European journalists and orientalists have visited other countries, especially the Middle East, for various purposes. Sometimes they went to these countries for trading purposes, sometimes for political affairs, and even espionage, and often for tourism.
However, some of them have tried to write memoirs and social issues of those countries, from their own perspective, to give a picture of the cultures, way of life, economic conditions, agriculture, politics, and life in general. Kurdistan in all its parts, due to its geographical location and division between several states and the presence of favorable climate and special nature, has been one of the goals of foreign tourists, and many books and articles have been written by orientalists about the Kurdish people. Some tourists have been involved in people’s lives, and this interaction has reached the level of friendship and have published good writings about the Kurds and some others have viewed Kurds from a Colonialist perspective. Others have top-down views and consider the people of these areas worthless, and regressed compared to their people. There are many examples of both directions and in this section, I would like to present the views of an English writer and traveler who wrote about Kurdistan in 1896 and visited both southern and eastern Kurdistan. In other words, when he first stepped into Kurdistan, he had a certain attitude, and later, when he gradually became interested in the people and their customs, his language and attitude changed to some extent.

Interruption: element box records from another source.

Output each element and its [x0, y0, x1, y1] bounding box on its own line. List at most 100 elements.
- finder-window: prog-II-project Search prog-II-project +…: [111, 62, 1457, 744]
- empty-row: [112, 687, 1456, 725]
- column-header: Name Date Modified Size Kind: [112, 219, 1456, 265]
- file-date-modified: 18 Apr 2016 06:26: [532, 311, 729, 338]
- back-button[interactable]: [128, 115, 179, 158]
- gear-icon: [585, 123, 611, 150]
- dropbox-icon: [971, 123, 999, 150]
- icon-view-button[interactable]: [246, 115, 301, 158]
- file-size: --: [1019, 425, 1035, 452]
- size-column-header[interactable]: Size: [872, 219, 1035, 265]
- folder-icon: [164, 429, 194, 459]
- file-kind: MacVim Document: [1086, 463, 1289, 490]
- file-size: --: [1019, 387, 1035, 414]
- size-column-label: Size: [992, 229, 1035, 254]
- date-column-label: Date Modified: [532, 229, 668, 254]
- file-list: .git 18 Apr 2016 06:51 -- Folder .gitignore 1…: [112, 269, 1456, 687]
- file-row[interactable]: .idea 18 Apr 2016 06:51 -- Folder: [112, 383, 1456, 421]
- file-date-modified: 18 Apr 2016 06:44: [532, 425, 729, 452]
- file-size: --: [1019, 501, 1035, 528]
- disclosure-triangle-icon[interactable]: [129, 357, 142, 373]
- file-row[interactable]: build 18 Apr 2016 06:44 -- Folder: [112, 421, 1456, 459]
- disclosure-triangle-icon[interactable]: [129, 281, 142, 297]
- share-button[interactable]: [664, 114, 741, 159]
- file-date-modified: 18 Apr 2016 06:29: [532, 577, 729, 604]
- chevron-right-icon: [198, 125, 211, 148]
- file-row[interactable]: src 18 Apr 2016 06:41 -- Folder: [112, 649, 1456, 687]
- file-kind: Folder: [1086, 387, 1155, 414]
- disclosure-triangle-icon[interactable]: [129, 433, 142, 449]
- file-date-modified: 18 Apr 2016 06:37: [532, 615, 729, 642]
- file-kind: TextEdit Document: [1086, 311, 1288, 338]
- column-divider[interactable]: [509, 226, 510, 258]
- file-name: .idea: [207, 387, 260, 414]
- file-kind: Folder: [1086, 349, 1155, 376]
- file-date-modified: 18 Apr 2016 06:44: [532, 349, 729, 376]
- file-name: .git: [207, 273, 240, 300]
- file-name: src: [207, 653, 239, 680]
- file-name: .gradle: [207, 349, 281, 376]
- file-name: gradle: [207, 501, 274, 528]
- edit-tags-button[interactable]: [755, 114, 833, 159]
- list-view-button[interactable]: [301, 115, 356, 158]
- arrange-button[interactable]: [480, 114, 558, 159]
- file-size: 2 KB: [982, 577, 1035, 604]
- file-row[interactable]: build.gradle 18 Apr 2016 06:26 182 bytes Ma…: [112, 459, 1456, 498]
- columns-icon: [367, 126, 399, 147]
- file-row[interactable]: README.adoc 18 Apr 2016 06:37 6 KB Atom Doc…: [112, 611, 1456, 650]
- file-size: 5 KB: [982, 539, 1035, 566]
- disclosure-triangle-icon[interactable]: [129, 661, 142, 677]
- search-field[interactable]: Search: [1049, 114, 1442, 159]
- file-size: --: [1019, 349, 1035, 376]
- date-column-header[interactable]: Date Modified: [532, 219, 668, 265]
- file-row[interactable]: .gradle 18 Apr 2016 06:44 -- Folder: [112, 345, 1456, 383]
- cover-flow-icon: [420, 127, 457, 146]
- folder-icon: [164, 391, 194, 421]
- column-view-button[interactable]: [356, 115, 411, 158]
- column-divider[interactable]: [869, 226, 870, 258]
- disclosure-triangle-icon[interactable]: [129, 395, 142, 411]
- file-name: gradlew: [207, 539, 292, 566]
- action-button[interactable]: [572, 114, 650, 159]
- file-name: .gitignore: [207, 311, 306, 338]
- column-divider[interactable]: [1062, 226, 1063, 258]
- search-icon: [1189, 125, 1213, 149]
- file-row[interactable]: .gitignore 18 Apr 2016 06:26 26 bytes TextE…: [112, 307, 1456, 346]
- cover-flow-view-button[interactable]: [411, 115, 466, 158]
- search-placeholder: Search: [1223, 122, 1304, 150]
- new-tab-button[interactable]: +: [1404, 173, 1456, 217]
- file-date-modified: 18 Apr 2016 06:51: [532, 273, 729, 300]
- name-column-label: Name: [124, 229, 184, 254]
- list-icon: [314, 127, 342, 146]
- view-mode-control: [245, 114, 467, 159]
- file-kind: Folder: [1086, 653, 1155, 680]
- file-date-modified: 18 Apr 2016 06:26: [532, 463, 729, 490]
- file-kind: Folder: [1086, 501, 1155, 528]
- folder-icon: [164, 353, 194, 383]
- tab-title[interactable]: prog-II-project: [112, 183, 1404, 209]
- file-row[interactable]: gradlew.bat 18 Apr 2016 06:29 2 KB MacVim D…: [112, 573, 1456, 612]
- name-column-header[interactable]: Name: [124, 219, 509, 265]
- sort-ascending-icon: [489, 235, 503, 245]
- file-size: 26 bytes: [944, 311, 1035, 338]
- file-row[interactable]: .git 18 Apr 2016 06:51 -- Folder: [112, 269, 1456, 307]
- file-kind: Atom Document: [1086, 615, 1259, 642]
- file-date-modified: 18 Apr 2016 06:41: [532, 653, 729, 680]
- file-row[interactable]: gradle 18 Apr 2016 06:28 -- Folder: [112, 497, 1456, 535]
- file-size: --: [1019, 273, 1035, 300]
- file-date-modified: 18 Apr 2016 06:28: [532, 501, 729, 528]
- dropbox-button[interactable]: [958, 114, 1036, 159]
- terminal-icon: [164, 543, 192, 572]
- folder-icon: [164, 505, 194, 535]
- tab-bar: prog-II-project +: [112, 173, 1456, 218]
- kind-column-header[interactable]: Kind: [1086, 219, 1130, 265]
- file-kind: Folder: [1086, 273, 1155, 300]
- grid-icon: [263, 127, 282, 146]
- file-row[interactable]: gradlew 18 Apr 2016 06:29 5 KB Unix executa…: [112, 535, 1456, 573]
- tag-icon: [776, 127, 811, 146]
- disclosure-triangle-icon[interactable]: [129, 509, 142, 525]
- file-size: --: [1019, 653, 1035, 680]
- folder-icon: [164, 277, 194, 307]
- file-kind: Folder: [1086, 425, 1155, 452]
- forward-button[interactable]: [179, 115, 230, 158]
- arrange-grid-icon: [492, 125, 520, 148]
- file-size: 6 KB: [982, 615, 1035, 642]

Walter Burton Harris was a journalist, author, and tourist born in 1866 in London. He was the son of a ship dealer. He was a graduate of Cambridge University and began traveling at the age of 18 while contributing to The Times. In 1896, Walter Harris traveled to Kurdistan, and in a book entitled From Batum to Baghdad he described the Kurdish villages he passed through and described the theater of seeing the Kurds, their culture, speech, and singing with valueless and humorous advice:
Early in the morning, after walking along the river, we reached another nobleman's village two hours later. The turn towards Iranianization was even greater than in the village of Mirade. Because here, although their wives do not stay indoors and do not wear masks, they are wearing Iranian clothes. The result is that you cannot imagine anything more ugly. The women of the northern part of Iran dress in such a way that you have to be very grateful to their husbands who at least do not allow their wives and daughters to come out too much. Over the “socks with flounces,” they have thrown a short fur coat that looks like a second-class ballet dancer's dress in a low-class theater. His wife wears an often dirty square shirt with bad gold tape around the edges, covering her neck, waist, and upper body, reflecting the unpleasant dress of northern Iranian women. The clothes were really inconsistent in the Kurdish village; it was a village with a mud house and a dance group that had gathered to see a European man and this play seemed a second-class theatrical play.
Walter Harris has a completely superior view of the villagers and portrays them as regressed and funny people who were gathered to see him making him think of his identity to be of a higher value rather than theirs. However, elsewhere in his book, when he arrives in the Karand region in East Kurdistan, he describes the daily life of the people of that region in a different way:
“We saw nothing but a picture of Karand under the moonlight, for we went to a temporary shelter built for our horses, and began to eat under the shade of the trees that pushed against the wooden arrows. The theater was as new as any other temporary camp in the east. Some Kurdish and Arab caravans had lit fires in the vastness and cooked and warmed themselves with the fires. On the other side, the leafy heights of the trees seemed to be dark bags, shining in the sky under countless stars. Occasionally, one of the members of the caravan would sing the sad melody that can be heard in most parts of Kurdistan.”
In this section, Walter Harris seems to have become more familiar with the Kurdish people, customs, and rituals after arriving in the southern part of the East of Kurdistan and he seemed to have understood the Kurdish language better and seen the reality of their life at that time. The work of the oriental, such as lighting fires, and cooking, is no longer taken for granted by the English tourist but is new and interesting. On the other hand, it is a poetic theater and perhaps shows some tragedy of the unknown suffering of the Kurdish people under the moonlight. Although he does not know Kurdish, he is familiar with the sad voice and song of the singer especially, the sad feeling he gets from the caravan. He generalizes it to other voices he had heard in Kurdistan.
Harris’s perspective on the Kurdish people as an Eastern person in the eyes of the West is a low and sometimes compassionate view that is very common among tourists and is not specific to Kurdistan but also includes most Eastern countries such as India and China.[1]